The CEP’s summary report and accompanying papers highlight actions that teachers, school leaders, parents, and communities can take to foster student motivation. The following are just a few of the many ideas included in the report:

  1. Programs that reward academic accomplishments are most effective when they reward students for mastering certain skills or increasing their understanding rather than rewarding them for reaching a performance target or outperforming others.
  2. Tests are more motivating when students have an opportunity to demonstrate their knowledge through low-stakes tests, performance tasks, or frequent assessments that gradually increase in difficulty before they take a high-stakes test.

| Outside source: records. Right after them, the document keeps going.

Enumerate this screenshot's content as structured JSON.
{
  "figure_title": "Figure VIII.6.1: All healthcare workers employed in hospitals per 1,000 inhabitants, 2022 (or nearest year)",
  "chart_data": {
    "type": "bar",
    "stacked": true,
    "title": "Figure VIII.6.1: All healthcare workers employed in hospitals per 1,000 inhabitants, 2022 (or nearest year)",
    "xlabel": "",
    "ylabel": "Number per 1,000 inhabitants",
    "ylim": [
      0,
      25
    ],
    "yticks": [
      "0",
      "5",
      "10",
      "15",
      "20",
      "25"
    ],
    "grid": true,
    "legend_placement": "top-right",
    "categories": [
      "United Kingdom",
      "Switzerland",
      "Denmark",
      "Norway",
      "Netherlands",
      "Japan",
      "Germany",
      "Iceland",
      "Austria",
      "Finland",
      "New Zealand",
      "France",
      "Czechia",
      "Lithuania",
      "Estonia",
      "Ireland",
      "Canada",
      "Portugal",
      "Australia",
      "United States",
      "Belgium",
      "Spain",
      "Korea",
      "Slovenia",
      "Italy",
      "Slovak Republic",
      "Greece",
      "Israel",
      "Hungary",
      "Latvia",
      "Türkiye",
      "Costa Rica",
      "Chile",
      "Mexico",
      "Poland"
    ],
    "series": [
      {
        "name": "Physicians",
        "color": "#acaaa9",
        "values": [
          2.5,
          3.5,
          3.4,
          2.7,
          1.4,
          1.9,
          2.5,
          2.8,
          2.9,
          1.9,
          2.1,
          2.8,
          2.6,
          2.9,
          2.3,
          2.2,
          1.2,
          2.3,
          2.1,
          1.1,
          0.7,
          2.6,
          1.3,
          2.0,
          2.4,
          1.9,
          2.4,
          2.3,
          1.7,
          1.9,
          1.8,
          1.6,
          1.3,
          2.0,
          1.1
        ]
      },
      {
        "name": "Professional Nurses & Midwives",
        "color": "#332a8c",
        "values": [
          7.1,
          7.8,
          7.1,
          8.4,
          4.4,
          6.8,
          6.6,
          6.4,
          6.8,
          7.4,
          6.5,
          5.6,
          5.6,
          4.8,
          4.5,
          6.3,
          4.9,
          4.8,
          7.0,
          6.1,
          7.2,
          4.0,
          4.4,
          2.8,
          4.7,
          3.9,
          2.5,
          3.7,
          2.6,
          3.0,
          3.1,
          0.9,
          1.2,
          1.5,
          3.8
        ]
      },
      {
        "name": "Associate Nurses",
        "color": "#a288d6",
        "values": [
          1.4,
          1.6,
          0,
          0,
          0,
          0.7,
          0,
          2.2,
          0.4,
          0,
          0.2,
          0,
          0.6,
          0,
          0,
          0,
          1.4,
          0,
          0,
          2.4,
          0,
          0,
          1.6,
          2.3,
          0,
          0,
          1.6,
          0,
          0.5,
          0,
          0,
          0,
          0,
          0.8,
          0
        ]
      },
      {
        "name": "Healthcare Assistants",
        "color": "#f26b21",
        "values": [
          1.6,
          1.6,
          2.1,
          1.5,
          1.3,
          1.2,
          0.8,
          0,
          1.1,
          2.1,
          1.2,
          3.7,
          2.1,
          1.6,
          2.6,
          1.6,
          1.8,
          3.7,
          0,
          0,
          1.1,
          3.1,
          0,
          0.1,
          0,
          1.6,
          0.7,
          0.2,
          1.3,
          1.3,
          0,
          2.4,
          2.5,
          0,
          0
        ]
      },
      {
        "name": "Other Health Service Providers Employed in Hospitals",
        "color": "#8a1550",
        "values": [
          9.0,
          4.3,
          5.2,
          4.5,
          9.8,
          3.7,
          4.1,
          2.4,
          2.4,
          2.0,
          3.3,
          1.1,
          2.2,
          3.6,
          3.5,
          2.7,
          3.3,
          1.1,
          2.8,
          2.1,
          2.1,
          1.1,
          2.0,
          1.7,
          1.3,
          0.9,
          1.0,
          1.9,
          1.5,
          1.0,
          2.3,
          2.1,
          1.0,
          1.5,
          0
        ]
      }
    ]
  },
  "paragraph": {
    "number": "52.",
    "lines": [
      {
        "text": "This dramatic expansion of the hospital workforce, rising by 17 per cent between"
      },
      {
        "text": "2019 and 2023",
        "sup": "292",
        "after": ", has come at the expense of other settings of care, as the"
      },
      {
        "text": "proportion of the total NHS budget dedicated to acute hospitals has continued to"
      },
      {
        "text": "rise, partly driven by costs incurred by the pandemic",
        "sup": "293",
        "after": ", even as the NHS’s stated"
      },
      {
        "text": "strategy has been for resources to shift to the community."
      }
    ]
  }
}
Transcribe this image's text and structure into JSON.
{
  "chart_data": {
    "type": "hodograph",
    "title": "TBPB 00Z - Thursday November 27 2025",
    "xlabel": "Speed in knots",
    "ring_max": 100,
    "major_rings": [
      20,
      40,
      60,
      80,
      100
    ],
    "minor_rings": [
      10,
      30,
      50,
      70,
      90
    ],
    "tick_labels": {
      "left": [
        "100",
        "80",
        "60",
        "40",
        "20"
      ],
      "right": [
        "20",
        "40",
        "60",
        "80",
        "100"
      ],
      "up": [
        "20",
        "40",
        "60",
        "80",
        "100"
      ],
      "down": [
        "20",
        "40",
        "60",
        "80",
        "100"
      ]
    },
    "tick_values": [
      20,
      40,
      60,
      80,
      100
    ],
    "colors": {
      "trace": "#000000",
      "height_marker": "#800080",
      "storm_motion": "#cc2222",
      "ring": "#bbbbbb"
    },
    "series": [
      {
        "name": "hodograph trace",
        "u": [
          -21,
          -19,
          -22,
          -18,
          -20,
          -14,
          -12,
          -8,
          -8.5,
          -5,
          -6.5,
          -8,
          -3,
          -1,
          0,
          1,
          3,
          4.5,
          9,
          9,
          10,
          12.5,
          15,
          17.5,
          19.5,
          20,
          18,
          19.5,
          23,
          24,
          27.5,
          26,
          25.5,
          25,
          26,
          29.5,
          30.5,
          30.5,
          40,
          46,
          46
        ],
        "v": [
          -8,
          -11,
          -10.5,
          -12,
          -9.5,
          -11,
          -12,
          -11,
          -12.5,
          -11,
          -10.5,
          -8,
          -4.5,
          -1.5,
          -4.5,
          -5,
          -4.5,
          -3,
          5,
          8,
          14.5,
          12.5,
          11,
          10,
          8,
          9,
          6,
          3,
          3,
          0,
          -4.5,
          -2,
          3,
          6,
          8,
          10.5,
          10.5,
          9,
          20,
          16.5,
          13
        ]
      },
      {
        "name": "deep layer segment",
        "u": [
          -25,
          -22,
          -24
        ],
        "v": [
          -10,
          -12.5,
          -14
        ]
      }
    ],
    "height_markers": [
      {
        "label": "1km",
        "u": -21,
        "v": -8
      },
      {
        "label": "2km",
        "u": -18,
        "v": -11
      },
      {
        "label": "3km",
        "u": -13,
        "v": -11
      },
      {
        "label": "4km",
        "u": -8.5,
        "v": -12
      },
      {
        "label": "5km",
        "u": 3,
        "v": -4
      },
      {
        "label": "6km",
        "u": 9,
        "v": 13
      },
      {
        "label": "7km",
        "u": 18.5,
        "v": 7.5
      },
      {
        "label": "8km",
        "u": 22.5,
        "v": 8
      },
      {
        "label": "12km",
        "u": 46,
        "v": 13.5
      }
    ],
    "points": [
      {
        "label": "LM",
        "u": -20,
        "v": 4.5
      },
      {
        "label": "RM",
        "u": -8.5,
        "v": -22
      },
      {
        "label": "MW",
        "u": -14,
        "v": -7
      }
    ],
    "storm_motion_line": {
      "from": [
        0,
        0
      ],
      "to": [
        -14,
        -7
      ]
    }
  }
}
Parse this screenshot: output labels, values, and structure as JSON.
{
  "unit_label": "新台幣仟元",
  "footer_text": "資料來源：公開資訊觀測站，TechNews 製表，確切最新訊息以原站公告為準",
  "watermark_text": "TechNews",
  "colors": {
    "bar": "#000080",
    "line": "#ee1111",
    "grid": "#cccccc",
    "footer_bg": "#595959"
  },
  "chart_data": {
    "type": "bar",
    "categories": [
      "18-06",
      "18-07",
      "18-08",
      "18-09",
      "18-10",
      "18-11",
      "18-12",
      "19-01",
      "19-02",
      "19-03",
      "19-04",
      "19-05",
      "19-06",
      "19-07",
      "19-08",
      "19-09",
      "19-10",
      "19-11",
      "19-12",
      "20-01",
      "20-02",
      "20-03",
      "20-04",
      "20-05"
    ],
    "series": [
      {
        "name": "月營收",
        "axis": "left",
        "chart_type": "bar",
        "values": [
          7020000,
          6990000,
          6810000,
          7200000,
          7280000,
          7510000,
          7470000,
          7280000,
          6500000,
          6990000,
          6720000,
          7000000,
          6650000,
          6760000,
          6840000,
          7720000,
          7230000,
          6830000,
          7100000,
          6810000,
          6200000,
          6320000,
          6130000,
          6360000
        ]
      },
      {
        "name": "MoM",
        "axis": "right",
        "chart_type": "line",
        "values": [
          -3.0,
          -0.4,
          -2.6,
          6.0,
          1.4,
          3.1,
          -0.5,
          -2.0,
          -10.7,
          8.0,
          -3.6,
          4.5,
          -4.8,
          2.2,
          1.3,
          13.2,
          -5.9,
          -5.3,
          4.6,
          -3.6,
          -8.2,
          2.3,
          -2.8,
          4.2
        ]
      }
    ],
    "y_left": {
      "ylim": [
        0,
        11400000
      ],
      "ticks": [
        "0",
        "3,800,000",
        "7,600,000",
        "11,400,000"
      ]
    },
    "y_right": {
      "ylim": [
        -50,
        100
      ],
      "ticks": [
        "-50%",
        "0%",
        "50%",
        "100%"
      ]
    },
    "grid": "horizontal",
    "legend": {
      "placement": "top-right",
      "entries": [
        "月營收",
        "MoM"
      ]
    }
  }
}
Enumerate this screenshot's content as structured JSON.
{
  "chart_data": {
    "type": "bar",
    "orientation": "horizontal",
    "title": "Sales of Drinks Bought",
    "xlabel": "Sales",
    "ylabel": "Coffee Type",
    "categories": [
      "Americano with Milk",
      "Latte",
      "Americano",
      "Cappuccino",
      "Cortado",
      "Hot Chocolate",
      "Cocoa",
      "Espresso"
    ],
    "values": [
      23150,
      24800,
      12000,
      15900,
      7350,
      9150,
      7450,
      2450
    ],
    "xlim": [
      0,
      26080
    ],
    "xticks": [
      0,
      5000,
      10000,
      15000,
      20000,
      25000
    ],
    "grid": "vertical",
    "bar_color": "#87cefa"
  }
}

  3. Professional development can help teachers encourage student motivation by sharing ideas for increasing student autonomy, emphasizing mastery over performance, and creating classroom environments where students can take risks without fear of failure
  4. Parents can foster their children’s motivation by emphasizing effort over ability and praising children when they’ve mastered new skills or knowledge instead of praising their innate intelligence.

Many aspects of motivation are not fully understood, the report and background papers caution, and most programs or studies that have shown some positive results have been small or geographically concentrated. “Because much about motivation is not known, this series of papers should be viewed as a springboard for discussion by policymakers, educators, and parents rather than a conclusive research review,” said Nancy Kober, CEP consultant and co­author of the summary report. “This series can also give an important context to media stories about student achievement, school improvement, or other key education reform issues.”